Thursday, 15 January 2009

Maybe the gas came from Uranus

I should suppose that any article that offers theories about extraterrestrial life bears attention. So I wonder why only the UK Sun is running with this story. Seemingly persistent plumes of methane gas could possibly only come from a biological source for replenishment, given the absense of active volcanoes on the planet. There's a lot in the news that doesn't suffer ridicule well these days: calls for ending black history month (despite the superficial annual parade of obligation it usually is handled with) since a black US president makes it redundant, the US army poised for a damage-control mission in Mexico since the state is, in American estimation, teetering on collapse, bin Laden's apparent attribution of Israeli strikes on the Palestinians to America's slipping importance as a world-player, art or anti-art. After the headlines have faded a little, spent their cause-celeb, being able to have questioned the reporting, approaching it with a skeptical-grin, is something that we ought not to take for granted.

Thursday, 8 January 2009

gift horse

With some drawn-out days left yet before the inaugeration, Obama's repeated proclamation that there is to be only one seated president at a time is a little sore sounding. The present seated president seems rather ineffectual as the world is exploded, froze, folded, spindled, mutilated around him, and Obama's silence strikes me much like the brooding of Achilles--his refusal to join the fight nearly costing the Greeks their victory in Troy.

Tuesday, 6 January 2009

Hanseatic or A Fistful of Hamas

A very mere few of the gurus and soothsayers, jilted and can't be bothered, saw this one coming: that rather than celebrating another calendar-brand holiday, like the two decade old anniversary of the collapse of the Soviet Union, which incidentally was caused in part by unsustainably cheap petroleum prices wrought by changes in the way Arab states sell fuel despite the pretenders to its overthrow, we're instead looking at absolute financial-meltdown, carnage and dreaded reevaluation.

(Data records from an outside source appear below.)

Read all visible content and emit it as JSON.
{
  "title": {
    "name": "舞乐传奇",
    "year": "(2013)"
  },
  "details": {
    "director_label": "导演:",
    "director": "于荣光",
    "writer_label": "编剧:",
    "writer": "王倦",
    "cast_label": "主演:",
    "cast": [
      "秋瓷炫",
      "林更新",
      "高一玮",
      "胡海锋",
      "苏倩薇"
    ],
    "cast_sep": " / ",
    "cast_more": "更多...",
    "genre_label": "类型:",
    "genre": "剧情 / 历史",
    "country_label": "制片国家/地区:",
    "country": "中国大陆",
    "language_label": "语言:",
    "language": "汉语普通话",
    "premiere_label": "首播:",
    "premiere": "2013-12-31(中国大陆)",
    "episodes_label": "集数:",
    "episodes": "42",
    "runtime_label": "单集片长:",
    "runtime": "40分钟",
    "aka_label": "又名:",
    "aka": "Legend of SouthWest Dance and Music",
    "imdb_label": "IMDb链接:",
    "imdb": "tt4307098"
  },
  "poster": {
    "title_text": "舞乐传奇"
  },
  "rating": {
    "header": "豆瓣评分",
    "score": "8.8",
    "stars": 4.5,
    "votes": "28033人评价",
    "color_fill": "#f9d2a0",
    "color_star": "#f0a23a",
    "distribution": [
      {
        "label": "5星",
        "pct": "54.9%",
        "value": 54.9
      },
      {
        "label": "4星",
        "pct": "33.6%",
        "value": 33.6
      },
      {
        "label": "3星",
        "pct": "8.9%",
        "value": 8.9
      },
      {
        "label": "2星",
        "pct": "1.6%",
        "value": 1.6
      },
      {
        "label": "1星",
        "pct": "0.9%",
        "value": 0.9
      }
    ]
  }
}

Is this the bequest of Hope, the yes-we-can? The next president of the United States of America may have been handed a much-diminished superpower, which never was that much different than the Soviet Union (though neither party would want to hear that). Both sulking monsters and accomdations of survival--of unity. Now the whole world is going insane. There is nothing new under the sun, but now American empire tilts on the brink, surreptitious wars are raised, and those on the sidelines, like powerhouse Germany, say they had little to do in causing the problem and should therefore suffer lesser consequences. The former may be resoundingly true, but the latter has dire consequences.

Sunday, 4 January 2009


I know I said that New Year's resolutions struck me as somewhat wanting, lest I revisit the dreaded diary or smoking cessation program, but I imagine they're worth a second look. It would be something if we could resolve to be less human, less fallible--or at least not to forget the lessons that we've already learned. In other aspects of life, belief, people can turn to dogma, a simple set of axioms as guiding principles in religion, philosophy, business-style, since no one of us can keep all the rules in our heads at one time. There's not really something dogmatic for relationships--thank goodness--there are no adherents, at least none that I would like to meet or mimic, of this or that school of matrimonial success. Without dogma, every one of us is allowed to treat each other as unique, forgiving and forgetful, even though the occasional lapse.